4°) Du point de vue de la critique sociale, la critique de Sokal, prolongée par les
Prodiges et Vertiges de l’analogie de Bouveresse, ne sert à rien tant qu’on ne désigne pas le
fondateur historique de ce type d’imposture : Hegel est le premier « philosophe » qui ait écrit
un traité de « logique » à la fin duquel on ne sait toujours pas ce que c’est qu’une
tautologie, un concept, une contradiction, une loi. Et pire, qui brouille les cartes,
puisqu’on en sait moins qu’avant : tous les auteurs avant Fichte, même quand ils
critiquaient Aristote, la scolastique ou les stoïciens, incluaient dans leur cours un
rappel du corpus de la logique, c’est-à-dire, justement les notions de concept, de
jugement, de syllogisme, de tautologie, de contradiction, etc. Car la science classique
avait fini par constituer un corpus comme la géométrie (à laquelle la logique est
apparentée) indépendant de tel ou tel auteur particulier. Comment discuter la loi
(réelle ou prétendue) de la valeur si on ne sait pas ce que c’est qu’une loi ?
L’attrait qu’on peut trouver au livre de Jappe est d’avoir traité aujourd’hui un sujet que plus
personne ne semble trouver utile d’exposer : la théorie de la valeur. Je ne lui dénie pas
un certain talent dans ce marxisme orthodoxe (je pourrais peut-être y relever des
accents de Karl Korsch, non sans un certain brillant stylistique). Mais cela ne suffit
pas, ce n’est pas avec de la rhétorique, même avec du style, qu’on pourrait venir à
bout de ce qui est justement en question, les tares originelles issues de la liquidation
de la philosophie par Fichte, Schelling et Hegel. Car en adoptant ce langage ultrahégélien, loin de donner une chance à un retour de la critique marxiste, en la sortant de
ses écueils passés, Jappe rétablit au contraire toutes les conditions qui l’ont conduite au
déclin et à la ruine : l’inculture historique, l’inculture scientifique, l’inculture
philosophique et l’inculture en logique classique (et, par conséquent, moderne). Pour
persifler Jappe, je pourrais dire que le jargon hégélien fonctionne comme un sujet
automate, devenu schizophrénique.

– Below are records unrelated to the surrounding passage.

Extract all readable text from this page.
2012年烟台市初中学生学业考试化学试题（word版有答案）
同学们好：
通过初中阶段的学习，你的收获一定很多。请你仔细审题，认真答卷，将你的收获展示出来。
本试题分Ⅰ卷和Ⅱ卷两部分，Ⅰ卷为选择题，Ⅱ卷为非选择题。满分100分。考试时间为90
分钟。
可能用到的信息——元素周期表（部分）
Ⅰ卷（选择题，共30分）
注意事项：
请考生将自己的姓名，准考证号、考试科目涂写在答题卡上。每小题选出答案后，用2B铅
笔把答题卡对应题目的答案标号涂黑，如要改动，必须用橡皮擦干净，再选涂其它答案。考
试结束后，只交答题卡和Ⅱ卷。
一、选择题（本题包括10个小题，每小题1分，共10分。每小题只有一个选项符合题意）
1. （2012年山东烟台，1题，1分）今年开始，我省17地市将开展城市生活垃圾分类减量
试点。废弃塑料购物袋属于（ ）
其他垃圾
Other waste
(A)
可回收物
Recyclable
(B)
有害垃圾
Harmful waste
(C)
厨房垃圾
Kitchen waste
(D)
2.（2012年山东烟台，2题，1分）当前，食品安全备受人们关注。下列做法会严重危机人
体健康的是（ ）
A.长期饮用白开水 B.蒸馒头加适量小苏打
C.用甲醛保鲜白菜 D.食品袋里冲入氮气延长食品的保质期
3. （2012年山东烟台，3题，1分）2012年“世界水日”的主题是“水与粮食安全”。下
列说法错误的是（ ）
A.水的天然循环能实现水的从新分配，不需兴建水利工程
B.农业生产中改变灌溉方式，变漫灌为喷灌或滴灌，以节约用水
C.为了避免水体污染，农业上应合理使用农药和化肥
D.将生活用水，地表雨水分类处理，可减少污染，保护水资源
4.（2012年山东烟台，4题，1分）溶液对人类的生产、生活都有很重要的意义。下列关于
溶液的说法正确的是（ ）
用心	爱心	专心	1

Les passages les plus clairs sont, dans ces
conditions et pour quiconque n’est pas familier du jargon hégélien, ceux où il nous
parle de l’or et de l’argent, parce qu’on y reconnaît la qualité substantielle et physique des
choses. Non d’ailleurs sans une incitation à un certain fétichisme larvé des métaux
précieux car, si l’on peut trouver un charme à la substance, contrairement à Jappe,
j’aime autant parler des étoiles et du soleil, de la pluie et de l’arc en ciel, qui ont ces
mêmes qualités substantielles, sans incitation au fétichisme. Voilà qui m’incite
immédiatement à un rapport naturaliste de même type à l’or, à l’argent, à la neige et
au sable, à l’arc en ciel et à la rosée : ces quatre derniers étant d’ailleurs plus
immédiatement accessibles à mon rapport expérimental aux choses, j’ai développé la
tendance à les préférer lorsqu’il s’agit seulement de leçon de choses.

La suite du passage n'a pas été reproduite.